Skipping Rocks wants to stop the 1 billion plastic bottles being dumped into oceans every year, and the 300 million kg of CO2 being emitted, by replacing the containers with its own membrane structure. It comes from a seaweed extract, and while it's said to be tasteless, flavorings and colorings could be added to make it more palatable.

"When people try it for the first time, they want to eat it because it's part of the experience," company co-founder Pierre Paslier told Fast Company.

In development for two years, the balls are created by dipping a block of ice in a solution of calcium chloride and brown algae, and the membrane forms around it. An outer layer can be peeled off to keep the exterior clean for eating. You can tear a hole in one and pour the water into your mouth, or simply consume the entire thing.

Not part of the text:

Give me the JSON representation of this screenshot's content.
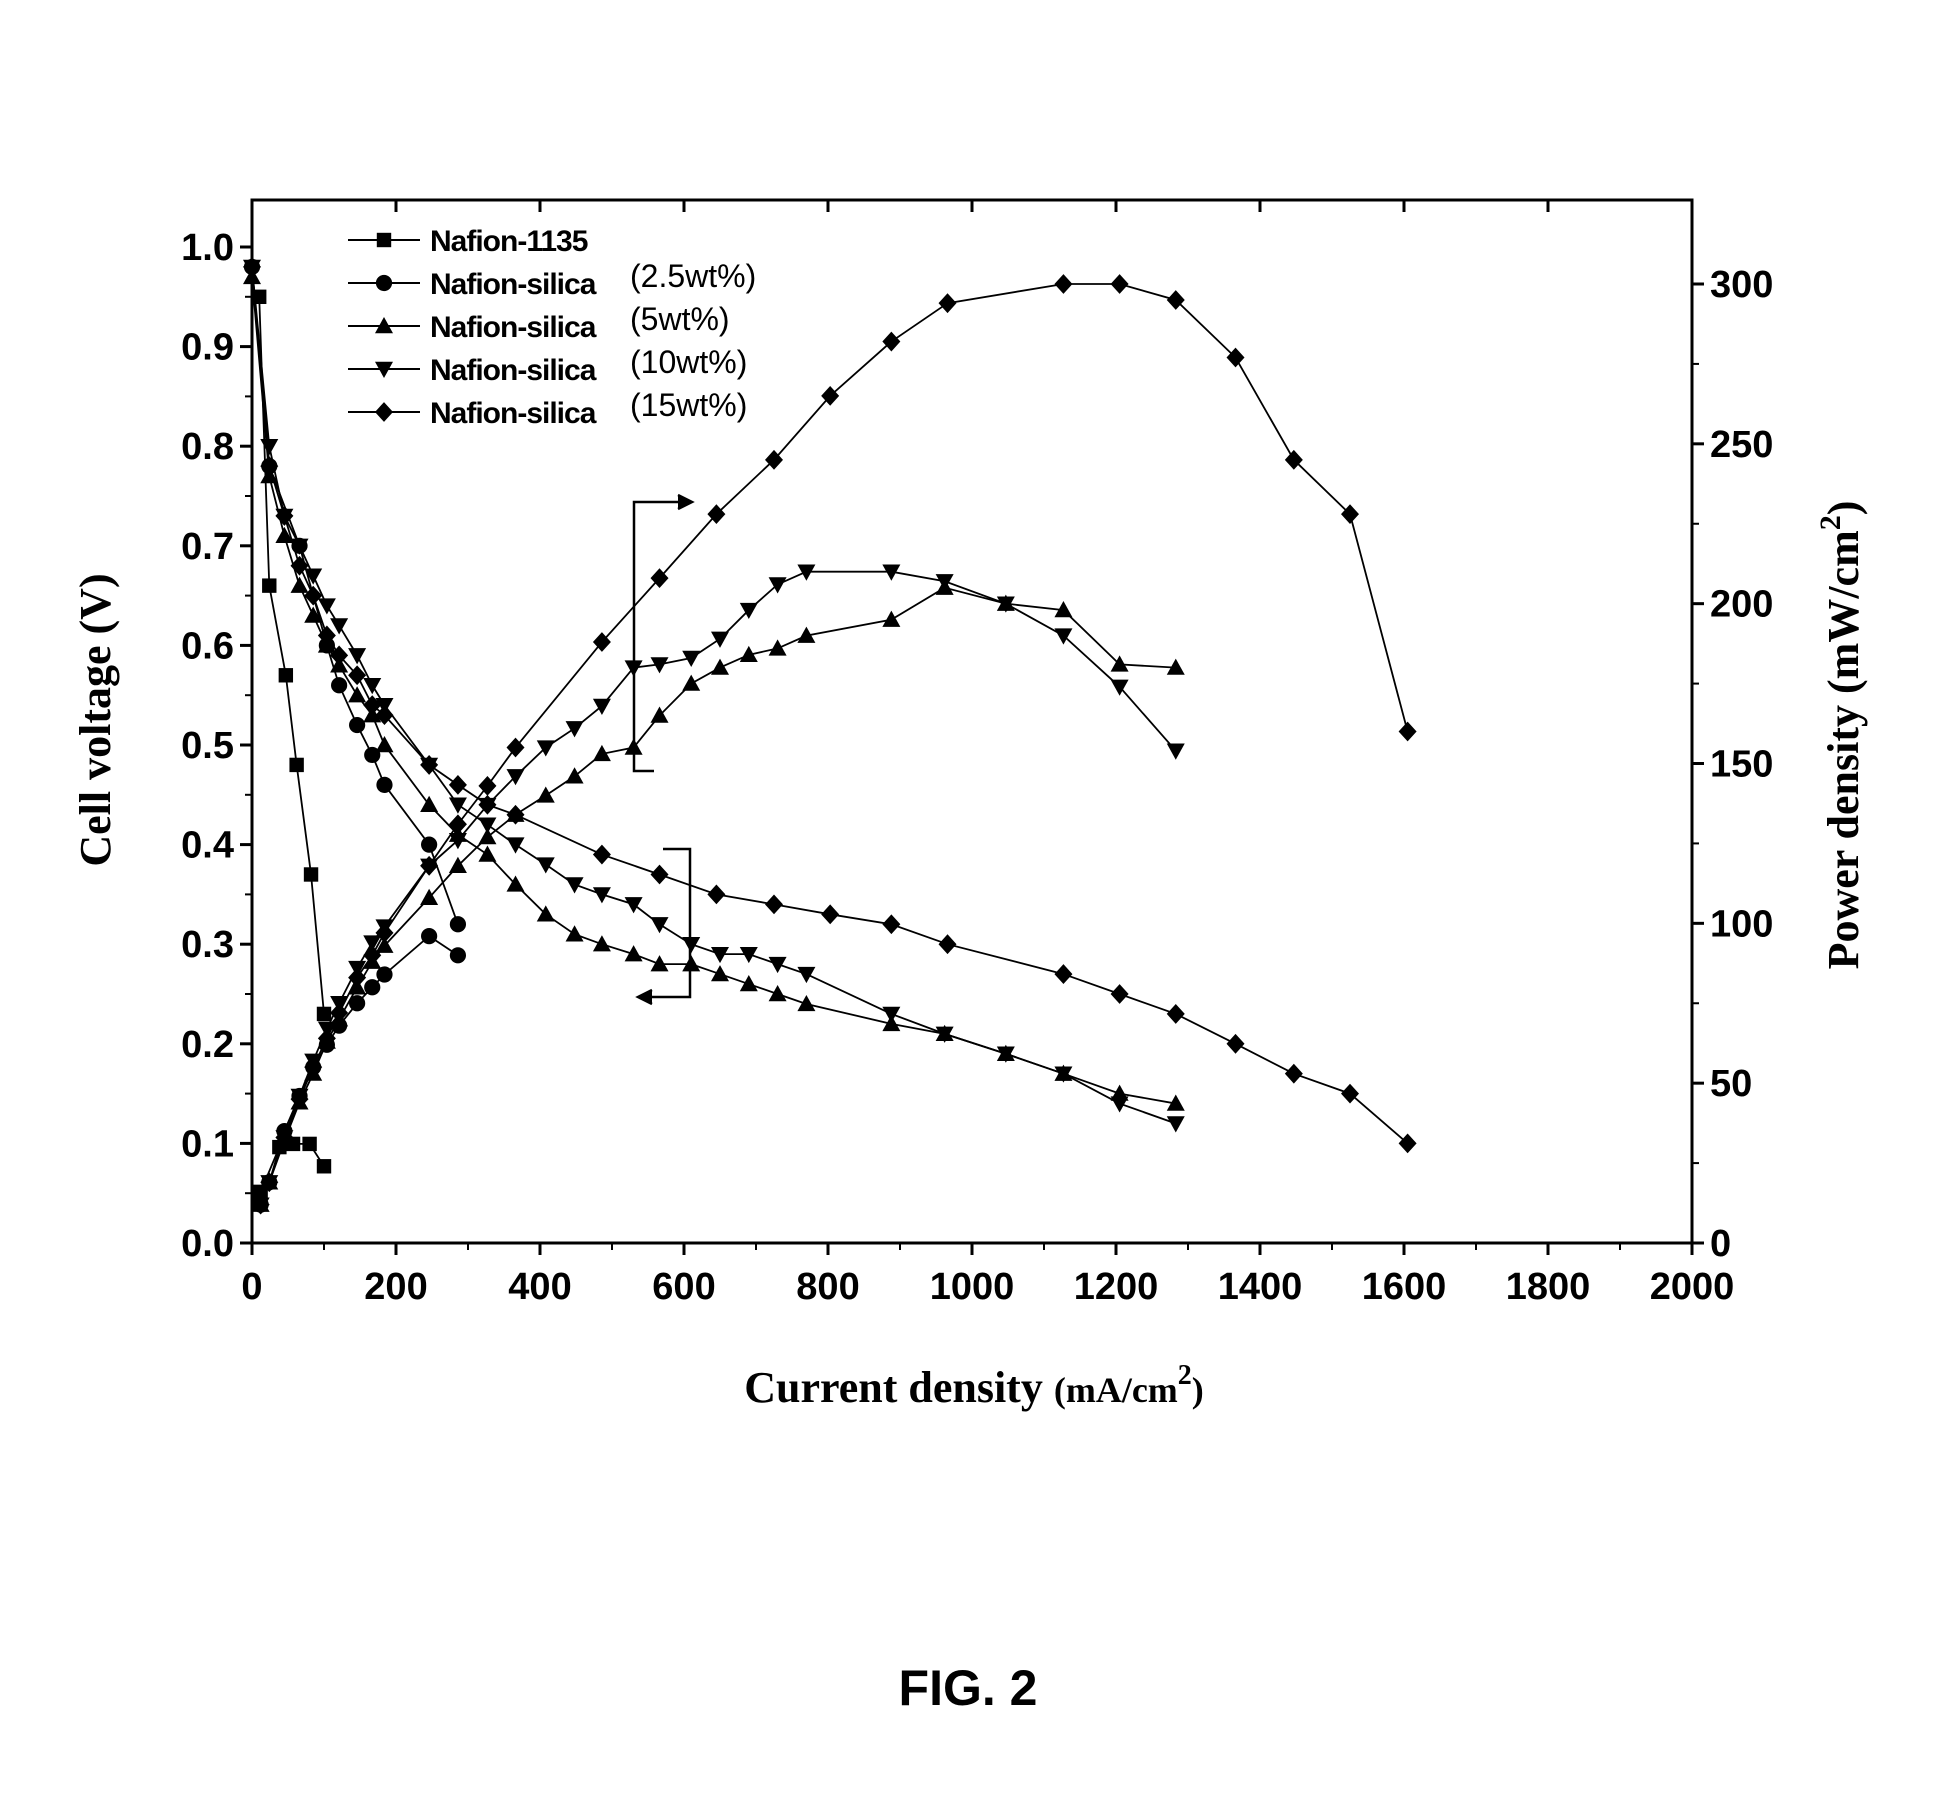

Each pouch costs just two cents to produce, creates five times fewer CO2 emissions than plastic bottles, and requires nine times less energy, according to the company.

Assuming you don't want to consume the organic membrane after drinking the water it contains, you can throw it away, safe in the knowledge that it'll degrade naturally in under six weeks.

Skipping Rocks is currently raising funds on CrowdCube, where it has now reached £800,000 (just over $1 million) - double its original target - from almost 1000 investors.

It can't be denied that Ooho is an ingenious product, and one that would no doubt do well at the large scale outdoor events that Skipping Rocks is currently marketing it towards. But whether it eventually replaces water bottles entirely is another matter.